Le procès pénal à l’épreuve de la génétique

Auteur•rice•s

Elsa SUPIOT

Publication

2017

Parmi les preuves scientifiques, la preuve génétique constitue, aujourd’hui encore, la « reine des preuves ». Dans le langage courant, la preuve est un fait, un témoignage, un raisonnement susceptible d’établir de manière irréfutable la vérité ou la réalité de quelque chose. Juridiquement, le mot preuve recouvre à la fois une opération, « faire la preuve de quelque chose », un moyen apporté par une partie pour démontrer la réalité de ses allégations et un résultat, la conviction du juge quant à réalité d’un fait ou d’une allégation. A l’aune de cette définition, la preuve ADN par empreintes génétiques n’usurpe pas son titre de reine des preuves. Elle permet, avec une grande fiabilité statistique, l’identification d’un individu par comparaison entre son empreinte ADN et une trace inconnue découverte sur le lieu d’une infraction. Ainsi, elle contribue de manière souvent déterminante à l’établissement de la réalité ou non d’un fait : la présence d’un individu déterminé sur les lieux de l’infraction.
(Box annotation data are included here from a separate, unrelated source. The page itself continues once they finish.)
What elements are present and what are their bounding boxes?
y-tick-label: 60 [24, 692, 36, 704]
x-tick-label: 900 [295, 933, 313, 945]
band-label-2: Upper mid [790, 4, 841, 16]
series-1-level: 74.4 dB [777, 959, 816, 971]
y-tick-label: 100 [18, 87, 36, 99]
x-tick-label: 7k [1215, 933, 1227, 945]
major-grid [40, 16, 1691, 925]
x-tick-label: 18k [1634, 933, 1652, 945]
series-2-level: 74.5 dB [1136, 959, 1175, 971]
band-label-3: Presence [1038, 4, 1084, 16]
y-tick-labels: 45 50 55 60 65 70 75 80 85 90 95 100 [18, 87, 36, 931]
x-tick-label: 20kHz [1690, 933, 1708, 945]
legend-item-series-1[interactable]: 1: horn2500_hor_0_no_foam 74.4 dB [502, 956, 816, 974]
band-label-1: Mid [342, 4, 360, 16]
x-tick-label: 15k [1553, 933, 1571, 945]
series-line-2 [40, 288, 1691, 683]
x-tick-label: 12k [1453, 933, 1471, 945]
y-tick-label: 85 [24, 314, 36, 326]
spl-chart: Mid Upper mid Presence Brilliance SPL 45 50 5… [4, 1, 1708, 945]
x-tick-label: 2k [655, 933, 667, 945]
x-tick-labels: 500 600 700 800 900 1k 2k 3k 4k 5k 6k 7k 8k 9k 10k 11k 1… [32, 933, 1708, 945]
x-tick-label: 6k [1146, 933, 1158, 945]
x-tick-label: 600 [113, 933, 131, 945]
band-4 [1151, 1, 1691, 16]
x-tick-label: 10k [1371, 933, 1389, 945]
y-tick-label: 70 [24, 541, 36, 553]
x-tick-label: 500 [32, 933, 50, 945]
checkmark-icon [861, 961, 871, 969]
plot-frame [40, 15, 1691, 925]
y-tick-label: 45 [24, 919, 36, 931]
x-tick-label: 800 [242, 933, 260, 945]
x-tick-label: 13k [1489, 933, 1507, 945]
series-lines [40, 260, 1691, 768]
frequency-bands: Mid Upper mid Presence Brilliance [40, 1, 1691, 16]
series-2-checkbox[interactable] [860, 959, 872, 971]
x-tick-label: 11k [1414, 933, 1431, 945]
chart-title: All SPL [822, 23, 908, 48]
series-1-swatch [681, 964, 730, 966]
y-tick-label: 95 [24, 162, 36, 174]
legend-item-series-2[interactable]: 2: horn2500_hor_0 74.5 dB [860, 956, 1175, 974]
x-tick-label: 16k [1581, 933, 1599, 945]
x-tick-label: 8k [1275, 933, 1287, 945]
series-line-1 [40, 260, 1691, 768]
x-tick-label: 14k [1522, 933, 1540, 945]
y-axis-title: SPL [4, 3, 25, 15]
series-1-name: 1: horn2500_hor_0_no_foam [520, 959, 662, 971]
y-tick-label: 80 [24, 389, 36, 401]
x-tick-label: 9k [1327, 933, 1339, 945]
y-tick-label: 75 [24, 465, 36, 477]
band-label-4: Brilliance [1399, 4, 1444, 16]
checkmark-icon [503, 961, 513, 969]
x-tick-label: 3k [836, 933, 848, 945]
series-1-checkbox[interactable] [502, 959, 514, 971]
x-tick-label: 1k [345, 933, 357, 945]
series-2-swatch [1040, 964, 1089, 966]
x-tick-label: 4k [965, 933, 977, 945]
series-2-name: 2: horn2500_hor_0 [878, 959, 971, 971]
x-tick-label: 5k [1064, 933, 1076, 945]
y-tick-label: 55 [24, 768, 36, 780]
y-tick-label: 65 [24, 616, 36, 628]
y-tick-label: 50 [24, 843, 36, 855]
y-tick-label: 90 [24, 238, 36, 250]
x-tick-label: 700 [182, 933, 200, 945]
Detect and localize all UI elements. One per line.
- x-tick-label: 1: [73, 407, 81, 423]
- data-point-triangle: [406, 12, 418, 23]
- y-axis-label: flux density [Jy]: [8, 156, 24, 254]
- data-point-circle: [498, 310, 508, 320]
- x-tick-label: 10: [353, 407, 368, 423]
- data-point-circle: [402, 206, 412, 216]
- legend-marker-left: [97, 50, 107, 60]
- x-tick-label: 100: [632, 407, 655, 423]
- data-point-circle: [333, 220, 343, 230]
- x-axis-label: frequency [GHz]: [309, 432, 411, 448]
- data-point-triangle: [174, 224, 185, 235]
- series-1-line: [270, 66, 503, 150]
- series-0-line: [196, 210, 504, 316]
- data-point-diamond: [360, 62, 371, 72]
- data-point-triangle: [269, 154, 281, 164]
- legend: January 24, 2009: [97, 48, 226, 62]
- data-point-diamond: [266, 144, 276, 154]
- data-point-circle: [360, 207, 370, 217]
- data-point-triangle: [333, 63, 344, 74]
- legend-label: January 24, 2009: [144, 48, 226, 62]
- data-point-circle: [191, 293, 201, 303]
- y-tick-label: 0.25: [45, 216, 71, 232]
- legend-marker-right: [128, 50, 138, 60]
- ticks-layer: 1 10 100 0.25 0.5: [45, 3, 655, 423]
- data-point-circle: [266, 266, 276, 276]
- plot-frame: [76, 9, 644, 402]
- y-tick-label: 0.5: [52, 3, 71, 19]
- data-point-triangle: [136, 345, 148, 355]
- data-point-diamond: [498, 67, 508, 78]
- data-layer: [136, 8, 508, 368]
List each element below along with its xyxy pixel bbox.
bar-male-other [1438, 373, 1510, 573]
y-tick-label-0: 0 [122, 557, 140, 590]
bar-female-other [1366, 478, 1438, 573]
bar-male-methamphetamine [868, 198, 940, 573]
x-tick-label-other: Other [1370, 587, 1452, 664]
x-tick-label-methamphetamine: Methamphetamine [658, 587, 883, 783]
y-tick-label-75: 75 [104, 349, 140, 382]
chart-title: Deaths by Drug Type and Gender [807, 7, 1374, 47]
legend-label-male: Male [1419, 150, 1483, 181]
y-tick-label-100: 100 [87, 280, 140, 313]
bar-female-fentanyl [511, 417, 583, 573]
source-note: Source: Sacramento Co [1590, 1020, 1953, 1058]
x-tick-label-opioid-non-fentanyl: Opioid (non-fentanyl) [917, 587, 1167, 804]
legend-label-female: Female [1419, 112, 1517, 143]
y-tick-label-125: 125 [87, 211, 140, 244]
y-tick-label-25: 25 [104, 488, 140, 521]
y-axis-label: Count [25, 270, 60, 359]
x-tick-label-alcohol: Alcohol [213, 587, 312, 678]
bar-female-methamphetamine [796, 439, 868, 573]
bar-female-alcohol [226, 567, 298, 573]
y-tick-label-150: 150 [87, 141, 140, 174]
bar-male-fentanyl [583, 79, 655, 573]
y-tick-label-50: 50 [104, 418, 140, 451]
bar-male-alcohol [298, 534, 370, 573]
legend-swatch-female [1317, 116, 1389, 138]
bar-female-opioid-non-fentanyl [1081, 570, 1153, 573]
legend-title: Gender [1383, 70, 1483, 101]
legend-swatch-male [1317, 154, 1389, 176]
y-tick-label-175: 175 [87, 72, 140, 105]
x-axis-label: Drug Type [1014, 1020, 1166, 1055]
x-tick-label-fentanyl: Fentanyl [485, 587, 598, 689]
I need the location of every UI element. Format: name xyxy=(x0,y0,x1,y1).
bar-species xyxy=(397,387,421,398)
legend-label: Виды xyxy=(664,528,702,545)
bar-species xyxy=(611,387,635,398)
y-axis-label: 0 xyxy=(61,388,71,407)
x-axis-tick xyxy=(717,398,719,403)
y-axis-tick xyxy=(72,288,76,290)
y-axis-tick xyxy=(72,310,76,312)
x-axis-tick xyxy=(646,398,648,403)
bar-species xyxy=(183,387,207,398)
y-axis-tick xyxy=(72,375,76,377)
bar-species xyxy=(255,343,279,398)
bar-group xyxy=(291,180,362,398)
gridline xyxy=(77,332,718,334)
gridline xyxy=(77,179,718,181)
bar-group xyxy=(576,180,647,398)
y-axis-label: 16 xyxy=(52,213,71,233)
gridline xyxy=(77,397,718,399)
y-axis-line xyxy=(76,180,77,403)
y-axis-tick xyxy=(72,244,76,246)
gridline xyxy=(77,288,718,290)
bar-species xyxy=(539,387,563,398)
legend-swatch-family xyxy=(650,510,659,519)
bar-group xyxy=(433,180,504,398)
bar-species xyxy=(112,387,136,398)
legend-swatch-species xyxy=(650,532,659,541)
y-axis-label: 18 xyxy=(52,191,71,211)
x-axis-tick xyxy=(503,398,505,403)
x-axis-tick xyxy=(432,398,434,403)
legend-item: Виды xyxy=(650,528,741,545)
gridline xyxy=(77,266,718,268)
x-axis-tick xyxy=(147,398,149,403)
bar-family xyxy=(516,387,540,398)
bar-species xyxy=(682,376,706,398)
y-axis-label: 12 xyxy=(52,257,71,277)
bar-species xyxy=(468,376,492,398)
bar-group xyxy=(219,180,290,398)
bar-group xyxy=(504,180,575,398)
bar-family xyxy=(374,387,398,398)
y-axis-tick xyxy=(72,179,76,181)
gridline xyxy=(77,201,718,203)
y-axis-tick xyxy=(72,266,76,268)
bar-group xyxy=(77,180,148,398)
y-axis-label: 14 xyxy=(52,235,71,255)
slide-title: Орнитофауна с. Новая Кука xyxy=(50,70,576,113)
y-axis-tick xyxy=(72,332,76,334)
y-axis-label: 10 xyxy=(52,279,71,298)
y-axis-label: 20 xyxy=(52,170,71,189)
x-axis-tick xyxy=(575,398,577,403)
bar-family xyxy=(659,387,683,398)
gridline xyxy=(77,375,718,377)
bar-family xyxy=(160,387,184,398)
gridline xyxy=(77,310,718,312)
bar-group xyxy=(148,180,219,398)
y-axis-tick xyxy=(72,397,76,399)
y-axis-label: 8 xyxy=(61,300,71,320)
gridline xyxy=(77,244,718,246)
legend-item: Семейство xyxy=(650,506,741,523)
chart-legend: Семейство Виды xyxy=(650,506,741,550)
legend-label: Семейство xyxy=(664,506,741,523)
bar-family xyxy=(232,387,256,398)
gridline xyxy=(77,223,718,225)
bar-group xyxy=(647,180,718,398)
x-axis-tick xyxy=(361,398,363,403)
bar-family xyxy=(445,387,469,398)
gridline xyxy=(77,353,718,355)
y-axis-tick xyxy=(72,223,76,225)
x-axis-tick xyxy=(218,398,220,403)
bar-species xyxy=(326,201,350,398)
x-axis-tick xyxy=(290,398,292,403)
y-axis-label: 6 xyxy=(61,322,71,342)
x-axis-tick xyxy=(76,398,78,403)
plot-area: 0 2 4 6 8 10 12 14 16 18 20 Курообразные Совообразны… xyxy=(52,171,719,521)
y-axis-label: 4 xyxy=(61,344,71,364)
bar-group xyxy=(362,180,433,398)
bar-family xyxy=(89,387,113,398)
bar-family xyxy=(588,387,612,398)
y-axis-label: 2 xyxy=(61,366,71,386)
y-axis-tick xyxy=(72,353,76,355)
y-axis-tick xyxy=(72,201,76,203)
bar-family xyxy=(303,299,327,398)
La notoriété des empreintes génétiques est née des succès incontestables de son utilisation en matière pénale. Cette réussite a justifié la création et l’extension systématique de fichiers d’empreintes génétiques. La preuve par empreinte génétique requiert en effet l’existence préalable d’un point de comparaison et encourage ainsi la création d’une banque d’empreintes aussi vaste que possible. La preuve génétique n’est toutefois qu’une preuve indirecte qui doit s’articuler avec d’autres indices afin de construire un récit cohérent des évènements susceptible d’emporter la conviction du juge et des jurés. C’est alors le problème de la réception et de la mise en débat contradictoire de la preuve génétique qui se pose.

La preuve génétique et les fichiers qui l’accompagnent soulèvent donc des questions tenant à la fiabilité et à la valeur de cet élément de preuve et aux atteintes qu’elle est susceptible de porter à certains droits fondamentaux. Malgré les mises en garde formulées de longue date, la place accordée à la preuve génétique semble toujours plus grande.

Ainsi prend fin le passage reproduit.